Soy Margaret, tengo 73 años y soy madre. He superado todas las adversidades que la vida me ha presentado.
Una vez creí que, tras la muerte de mi esposo, por fin encontraría la paz. Dejé nuestra antigua casa de campo, de adobe y ladrillo, y me mudé a la ciudad para vivir con mi único hijo, Daniel, y su esposa, Olivia.
Al principio, pensé que encontraba la comodidad. Daniel era un exitoso director de empresa y su apartamento relucía con el lujo de la ciudad. Pero bajo los relucientes suelos y el brillante horizonte, pronto sentí un escalofrío, una frialdad que se instaló en mi corazón.

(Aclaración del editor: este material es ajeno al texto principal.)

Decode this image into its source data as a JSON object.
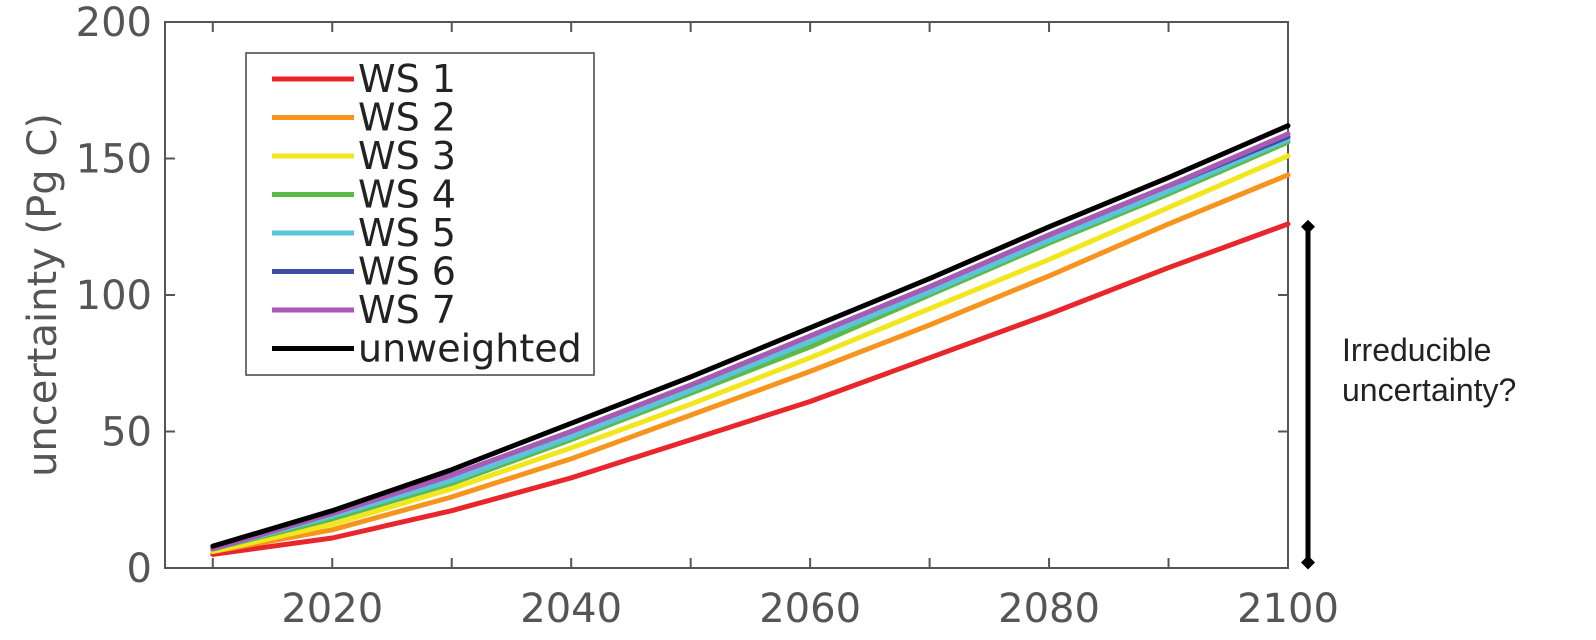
{
  "chart_data": {
    "type": "line",
    "xlabel": "",
    "ylabel": "uncertainty (Pg C)",
    "xlim": [
      2006,
      2100
    ],
    "ylim": [
      0,
      200
    ],
    "xticks": [
      2020,
      2040,
      2060,
      2080,
      2100
    ],
    "yticks": [
      0,
      50,
      100,
      150,
      200
    ],
    "grid": false,
    "legend_position": "top-left",
    "x": [
      2010,
      2020,
      2030,
      2040,
      2050,
      2060,
      2070,
      2080,
      2090,
      2100
    ],
    "series": [
      {
        "name": "WS 1",
        "color": "#e8262b",
        "values": [
          5,
          11,
          21,
          33,
          47,
          61,
          77,
          93,
          110,
          126
        ]
      },
      {
        "name": "WS 2",
        "color": "#f7941d",
        "values": [
          6,
          14,
          26,
          40,
          56,
          72,
          89,
          107,
          126,
          144
        ]
      },
      {
        "name": "WS 3",
        "color": "#f2e61c",
        "values": [
          6,
          16,
          29,
          44,
          60,
          77,
          95,
          113,
          132,
          151
        ]
      },
      {
        "name": "WS 4",
        "color": "#5bbb46",
        "values": [
          7,
          18,
          31,
          47,
          64,
          81,
          100,
          119,
          137,
          156
        ]
      },
      {
        "name": "WS 5",
        "color": "#5bc3dc",
        "values": [
          7,
          19,
          32,
          48,
          65,
          83,
          101,
          120,
          138,
          157
        ]
      },
      {
        "name": "WS 6",
        "color": "#3a4ea3",
        "values": [
          7,
          20,
          34,
          50,
          67,
          85,
          103,
          122,
          140,
          158
        ]
      },
      {
        "name": "WS 7",
        "color": "#a85ab5",
        "values": [
          7,
          20,
          34,
          50,
          67,
          85,
          103,
          122,
          140,
          159
        ]
      },
      {
        "name": "unweighted",
        "color": "#000000",
        "values": [
          8,
          21,
          36,
          53,
          70,
          88,
          106,
          125,
          143,
          162
        ]
      }
    ],
    "annotation": {
      "lines": [
        "Irreducible",
        "uncertainty?"
      ],
      "range": [
        2,
        125
      ]
    }
  }
}
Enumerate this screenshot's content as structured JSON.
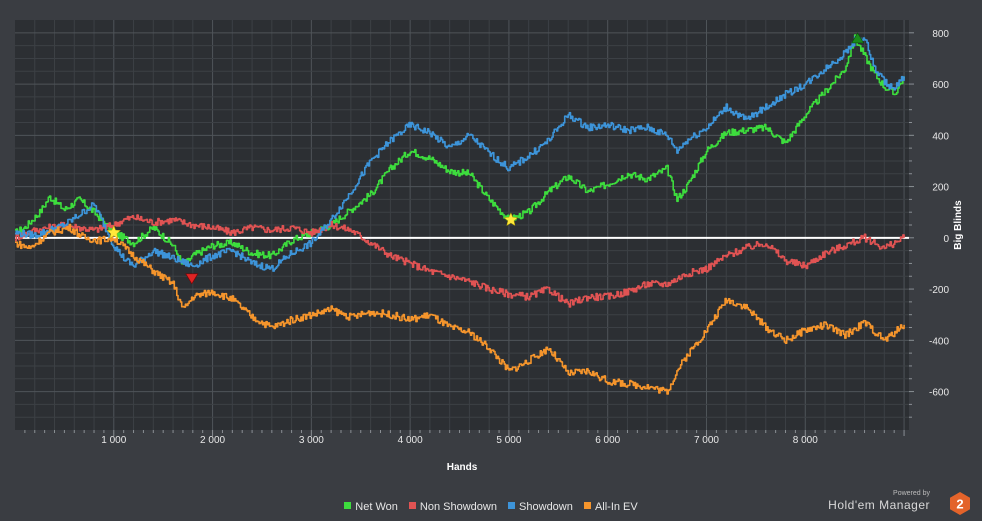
{
  "chart_data": {
    "type": "line",
    "xlabel": "Hands",
    "ylabel": "Big Blinds",
    "xlim": [
      0,
      9050
    ],
    "ylim": [
      -750,
      850
    ],
    "x_ticks": [
      1000,
      2000,
      3000,
      4000,
      5000,
      6000,
      7000,
      8000
    ],
    "x_tick_labels": [
      "1 000",
      "2 000",
      "3 000",
      "4 000",
      "5 000",
      "6 000",
      "7 000",
      "8 000"
    ],
    "y_ticks": [
      800,
      600,
      400,
      200,
      0,
      -200,
      -400,
      -600
    ],
    "y_tick_labels": [
      "800",
      "600",
      "400",
      "200",
      "0",
      "-200",
      "-400",
      "-600"
    ],
    "grid": true,
    "legend_position": "bottom",
    "series": [
      {
        "name": "Net Won",
        "color": "#3ddc3d",
        "x": [
          0,
          100,
          250,
          350,
          500,
          650,
          800,
          1000,
          1200,
          1400,
          1600,
          1700,
          1800,
          2000,
          2200,
          2400,
          2600,
          2800,
          3000,
          3200,
          3400,
          3600,
          3800,
          4000,
          4200,
          4400,
          4600,
          4800,
          4900,
          5000,
          5200,
          5400,
          5600,
          5800,
          6000,
          6200,
          6400,
          6600,
          6700,
          6800,
          7000,
          7200,
          7400,
          7600,
          7800,
          8000,
          8200,
          8400,
          8500,
          8600,
          8700,
          8800,
          8900,
          9000
        ],
        "y": [
          20,
          40,
          100,
          160,
          110,
          150,
          100,
          20,
          -20,
          40,
          -30,
          -110,
          -70,
          -30,
          -20,
          -60,
          -70,
          -10,
          20,
          50,
          110,
          170,
          270,
          340,
          310,
          260,
          250,
          150,
          110,
          70,
          100,
          180,
          240,
          180,
          210,
          250,
          230,
          270,
          150,
          200,
          340,
          410,
          420,
          430,
          370,
          480,
          570,
          660,
          780,
          710,
          640,
          590,
          560,
          630
        ]
      },
      {
        "name": "Non Showdown",
        "color": "#e05353",
        "x": [
          0,
          200,
          500,
          800,
          1000,
          1100,
          1200,
          1400,
          1600,
          1800,
          2000,
          2200,
          2400,
          2600,
          2800,
          3000,
          3200,
          3400,
          3600,
          3800,
          4000,
          4200,
          4400,
          4600,
          4800,
          5000,
          5200,
          5400,
          5600,
          5800,
          6000,
          6200,
          6400,
          6600,
          6800,
          7000,
          7200,
          7400,
          7600,
          7800,
          8000,
          8200,
          8400,
          8600,
          8800,
          9000
        ],
        "y": [
          0,
          30,
          50,
          30,
          50,
          70,
          80,
          60,
          70,
          50,
          40,
          20,
          40,
          30,
          40,
          20,
          50,
          30,
          -20,
          -70,
          -100,
          -130,
          -150,
          -170,
          -200,
          -220,
          -230,
          -200,
          -260,
          -230,
          -230,
          -210,
          -180,
          -180,
          -140,
          -120,
          -70,
          -40,
          -20,
          -90,
          -110,
          -60,
          -30,
          0,
          -40,
          0
        ]
      },
      {
        "name": "Showdown",
        "color": "#3d94d9",
        "x": [
          0,
          200,
          500,
          800,
          1000,
          1100,
          1200,
          1400,
          1600,
          1800,
          2000,
          2200,
          2400,
          2600,
          2800,
          3000,
          3200,
          3400,
          3600,
          3800,
          4000,
          4200,
          4400,
          4600,
          4800,
          5000,
          5200,
          5400,
          5600,
          5800,
          6000,
          6200,
          6400,
          6600,
          6700,
          6800,
          7000,
          7200,
          7400,
          7600,
          7800,
          8000,
          8200,
          8400,
          8500,
          8600,
          8700,
          8800,
          8900,
          9000
        ],
        "y": [
          20,
          10,
          50,
          130,
          -30,
          -80,
          -110,
          -50,
          -80,
          -110,
          -70,
          -50,
          -100,
          -120,
          -60,
          -20,
          70,
          180,
          300,
          380,
          440,
          410,
          350,
          400,
          330,
          270,
          320,
          380,
          480,
          430,
          440,
          420,
          430,
          400,
          340,
          380,
          430,
          510,
          460,
          510,
          560,
          600,
          660,
          720,
          770,
          780,
          660,
          610,
          580,
          630
        ]
      },
      {
        "name": "All-In EV",
        "color": "#f5952c",
        "x": [
          0,
          150,
          350,
          550,
          700,
          850,
          1000,
          1200,
          1400,
          1600,
          1700,
          1800,
          2000,
          2200,
          2400,
          2600,
          2800,
          3000,
          3200,
          3400,
          3600,
          3800,
          4000,
          4200,
          4400,
          4600,
          4800,
          5000,
          5200,
          5400,
          5600,
          5800,
          6000,
          6200,
          6400,
          6600,
          6700,
          6800,
          7000,
          7200,
          7400,
          7600,
          7800,
          8000,
          8200,
          8400,
          8600,
          8800,
          9000
        ],
        "y": [
          -20,
          -40,
          20,
          40,
          0,
          -10,
          0,
          -70,
          -130,
          -180,
          -280,
          -230,
          -210,
          -240,
          -310,
          -350,
          -320,
          -300,
          -280,
          -310,
          -290,
          -300,
          -320,
          -300,
          -350,
          -370,
          -430,
          -520,
          -480,
          -430,
          -530,
          -520,
          -560,
          -570,
          -580,
          -600,
          -520,
          -460,
          -360,
          -240,
          -270,
          -350,
          -400,
          -360,
          -340,
          -380,
          -330,
          -400,
          -340
        ]
      }
    ],
    "markers": [
      {
        "type": "star",
        "color": "#ffe83b",
        "x": 1000,
        "y": 20
      },
      {
        "type": "star",
        "color": "#ffe83b",
        "x": 5020,
        "y": 70
      },
      {
        "type": "triangle-down",
        "color": "#e02424",
        "x": 1790,
        "y": -160
      },
      {
        "type": "triangle-up",
        "color": "#1a8a1a",
        "x": 8530,
        "y": 780
      }
    ]
  },
  "legend": {
    "items": [
      {
        "label": "Net Won",
        "color": "#3ddc3d"
      },
      {
        "label": "Non Showdown",
        "color": "#e05353"
      },
      {
        "label": "Showdown",
        "color": "#3d94d9"
      },
      {
        "label": "All-In EV",
        "color": "#f5952c"
      }
    ]
  },
  "branding": {
    "powered_by": "Powered by",
    "product": "Hold'em Manager",
    "version": "2",
    "badge_color": "#e3632a"
  }
}
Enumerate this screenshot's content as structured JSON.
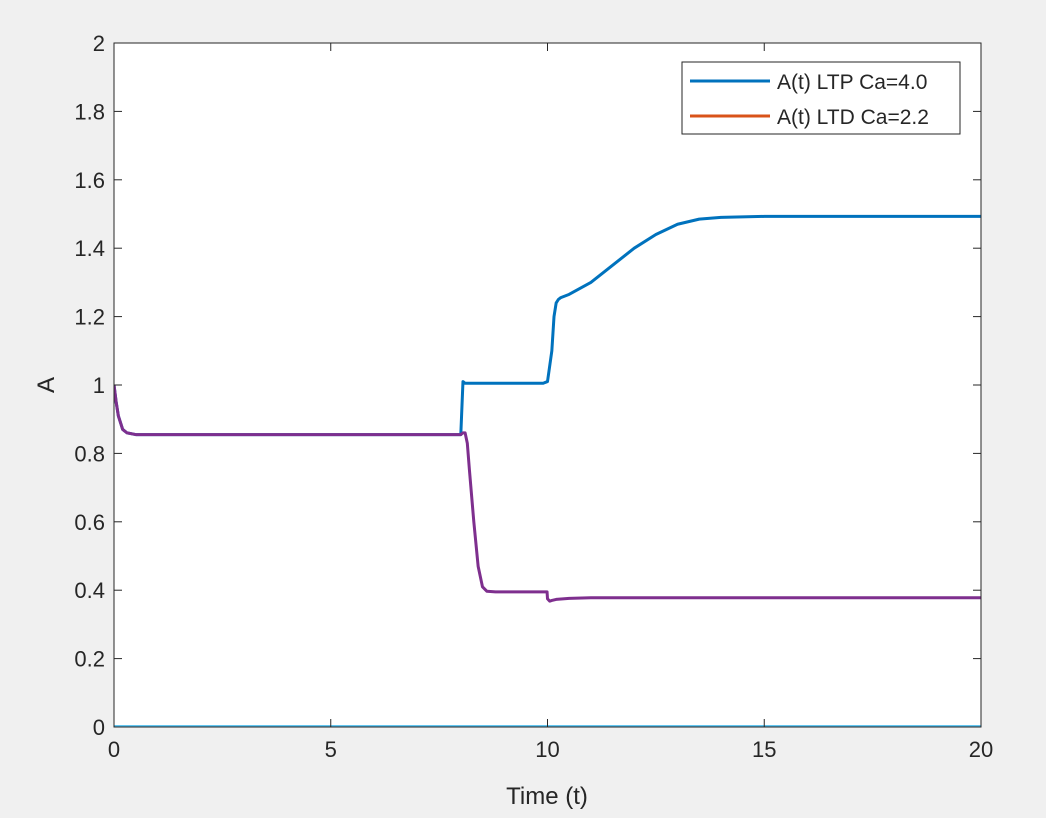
{
  "chart_data": {
    "type": "line",
    "title": "",
    "xlabel": "Time (t)",
    "ylabel": "A",
    "xlim": [
      0,
      20
    ],
    "ylim": [
      0,
      2
    ],
    "xticks": [
      0,
      5,
      10,
      15,
      20
    ],
    "yticks": [
      0,
      0.2,
      0.4,
      0.6,
      0.8,
      1,
      1.2,
      1.4,
      1.6,
      1.8,
      2
    ],
    "xtick_labels": [
      "0",
      "5",
      "10",
      "15",
      "20"
    ],
    "ytick_labels": [
      "0",
      "0.2",
      "0.4",
      "0.6",
      "0.8",
      "1",
      "1.2",
      "1.4",
      "1.6",
      "1.8",
      "2"
    ],
    "grid": false,
    "legend_position": "top-right",
    "series": [
      {
        "name": "A(t) LTP Ca=4.0",
        "color": "#0072BD",
        "x": [
          0,
          0.05,
          0.1,
          0.2,
          0.3,
          0.5,
          1,
          2,
          4,
          6,
          7.9,
          8.0,
          8.05,
          8.1,
          8.2,
          9,
          9.9,
          10.0,
          10.1,
          10.15,
          10.2,
          10.25,
          10.3,
          10.5,
          11,
          11.5,
          12,
          12.5,
          13,
          13.5,
          14,
          15,
          16,
          18,
          20
        ],
        "y": [
          1.0,
          0.95,
          0.91,
          0.87,
          0.86,
          0.855,
          0.855,
          0.855,
          0.855,
          0.855,
          0.855,
          0.855,
          1.01,
          1.005,
          1.005,
          1.005,
          1.005,
          1.01,
          1.1,
          1.2,
          1.24,
          1.25,
          1.255,
          1.265,
          1.3,
          1.35,
          1.4,
          1.44,
          1.47,
          1.485,
          1.49,
          1.493,
          1.493,
          1.493,
          1.493
        ]
      },
      {
        "name": "A(t) LTD Ca=2.2",
        "color": "#D95319",
        "x": [
          0,
          20
        ],
        "y": [
          0,
          0
        ]
      },
      {
        "name": "",
        "color": "#7E2F8E",
        "x": [
          0,
          0.05,
          0.1,
          0.2,
          0.3,
          0.5,
          1,
          2,
          4,
          6,
          8.0,
          8.05,
          8.1,
          8.15,
          8.2,
          8.3,
          8.4,
          8.5,
          8.6,
          8.8,
          9,
          9.5,
          9.99,
          10.0,
          10.05,
          10.1,
          10.2,
          10.5,
          11,
          12,
          14,
          16,
          18,
          20
        ],
        "y": [
          1.0,
          0.95,
          0.91,
          0.87,
          0.86,
          0.855,
          0.855,
          0.855,
          0.855,
          0.855,
          0.855,
          0.86,
          0.86,
          0.83,
          0.75,
          0.6,
          0.47,
          0.41,
          0.397,
          0.395,
          0.395,
          0.395,
          0.395,
          0.375,
          0.368,
          0.37,
          0.373,
          0.376,
          0.378,
          0.378,
          0.378,
          0.378,
          0.378,
          0.378
        ]
      },
      {
        "name": "",
        "color": "#4DBEEE",
        "x": [
          0,
          20
        ],
        "y": [
          0.001,
          0.001
        ]
      }
    ]
  }
}
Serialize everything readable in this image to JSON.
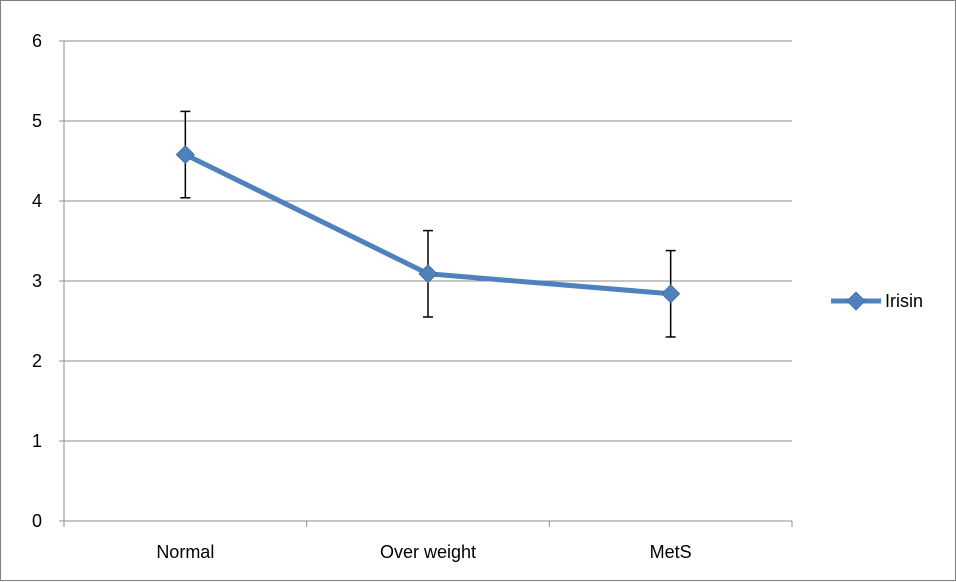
{
  "chart_data": {
    "type": "line",
    "title": "",
    "xlabel": "",
    "ylabel": "",
    "categories": [
      "Normal",
      "Over weight",
      "MetS"
    ],
    "ylim": [
      0,
      6
    ],
    "yticks": [
      0,
      1,
      2,
      3,
      4,
      5,
      6
    ],
    "grid": "horizontal",
    "legend_position": "right",
    "series": [
      {
        "name": "Irisin",
        "color": "#4F81BD",
        "marker": "diamond",
        "values": [
          4.58,
          3.09,
          2.84
        ],
        "error_low": [
          4.04,
          2.55,
          2.3
        ],
        "error_high": [
          5.12,
          3.63,
          3.38
        ]
      }
    ]
  }
}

1. El silencio en la gran casa
Rara vez cenábamos juntos.
—Daniel, ¿no vas a comer con nosotros? —pregunté mientras servía el arroz.
Miró su reloj—. Todavía tengo que trabajar, mamá. Come sin mí.
Olivia susurró en voz baja—: Solo un poquito, cariño… la sopa aún está caliente.
—¡Dije que no tengo hambre! —espetó.
Me quedé paralizada. Esa mirada —dura y distante— era la misma que me dirigía mi difunto esposo antes de lastimarme.
Olivia forzó una sonrisa, con la voz temblorosa—. No es nada, mamá… quizá solo está cansado. Pero yo veía la verdad. Un moretón oscuro marcaba su muñeca; reciente y doloroso.
2. Las tres de la madrugada — El sonido del agua
Esa noche, me desperté con el sonido del agua corriendo. Eran más de las tres de la mañana.
—¿Por qué se estaría duchando Daniel a estas horas? —me pregunté.